At a Community Board 2 meeting on Thursday, her daughter Liz Abzug presented a request to co-name the northwest corner of Bank Street at Greenwich Street “Bella S. Abzug Way.”

“My father, mother, sister — we were ardent Villagers,” said Liz Abzug, whose family lived on Bank Street, between Greenwich and West Fourth streets, for more than 20 years.

“She was ardently committed to the people and the businesses and the streetscape, and Bank Street was a street we all loved, and she dearly loved,” she added.

Bella Abzug, who attended Columbia University Law School, worked as an attorney focused on civil rights and labor rights in the early years of her career, her daughter said.

As one of only a few women in Congress in the '70s, the politician “turned the tide for women’s rights, labor rights, civil rights” and fought “for immigration… for democratic reform [and]... [for] the peace movement,” her daughter recalled. She helped to introduce the first federal gay rights bill in 1973, co-founded the National Women’s Political Caucus, and introduced a fair credit act for single and unmarried women, she added.

“[Single or unmarried women] couldn’t get a credit card [in] their own name, and Bella corrected that,” her daughter said.

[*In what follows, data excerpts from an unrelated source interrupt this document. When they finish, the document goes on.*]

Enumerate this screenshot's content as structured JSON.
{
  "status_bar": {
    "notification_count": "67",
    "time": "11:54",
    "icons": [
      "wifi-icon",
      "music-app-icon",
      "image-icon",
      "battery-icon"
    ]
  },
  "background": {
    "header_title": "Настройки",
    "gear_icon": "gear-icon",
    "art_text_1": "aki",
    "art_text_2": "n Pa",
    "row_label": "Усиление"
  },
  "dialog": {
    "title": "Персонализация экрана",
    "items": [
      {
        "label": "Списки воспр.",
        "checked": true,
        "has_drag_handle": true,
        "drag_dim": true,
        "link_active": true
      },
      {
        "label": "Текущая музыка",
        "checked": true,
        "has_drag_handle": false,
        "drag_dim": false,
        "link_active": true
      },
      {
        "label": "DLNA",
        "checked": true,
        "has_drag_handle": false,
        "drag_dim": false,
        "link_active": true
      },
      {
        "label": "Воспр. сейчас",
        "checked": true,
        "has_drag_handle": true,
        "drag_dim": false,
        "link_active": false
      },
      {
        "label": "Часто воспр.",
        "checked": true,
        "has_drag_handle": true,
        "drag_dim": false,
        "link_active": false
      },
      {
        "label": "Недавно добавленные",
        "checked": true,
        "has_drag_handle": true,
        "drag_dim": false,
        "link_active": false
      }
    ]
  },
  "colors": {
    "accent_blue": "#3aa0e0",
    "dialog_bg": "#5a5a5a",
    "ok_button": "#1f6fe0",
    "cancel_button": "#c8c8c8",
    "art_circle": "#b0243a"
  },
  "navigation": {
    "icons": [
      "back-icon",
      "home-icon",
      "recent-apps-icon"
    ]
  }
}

The politician also called for then-President Richard Nixon’s impeachment over the country’s involvement in Vietnam, she noted.  

“She was one of the most progressive congresspeople that existed in this country,” Liz Abzug said.

After the politician unsuccessfully ran for a Senate seat in 1976 and lost the 1977 Democratic mayoral primary to Ed Koch, she continued to fight for progressive ideals “'till the final day of her life,” her daughter said.

The day before the heart surgery that ultimately led to her death, Bella Abzug testified at the United Nations, as she “was doing a lot of international development work on behalf of women,” she explained.

“She testified for an hour, we pulled her off into the hospital, she had an operation the next day and she died a few weeks later — but she died with her boots on,” her daughter said, describing her as a “never-give-in, never-give-up kind of person.”

With the street co-naming, Liz Abzug — who runs the Bella Abzug Leadership Institute, which provides leadership training for girls throughout the city — said she hoped to keep her mother’s legacy alive.

“She cared deeply, deeply about the art, the artists and the community — the people that lived throughout the Village,” she said.

“Certainly in terms of women’s rights, community rights, civil rights, gay rights, in terms of peace, we couldn’t need this more than now — to have some symbols of people who fought for those issues.”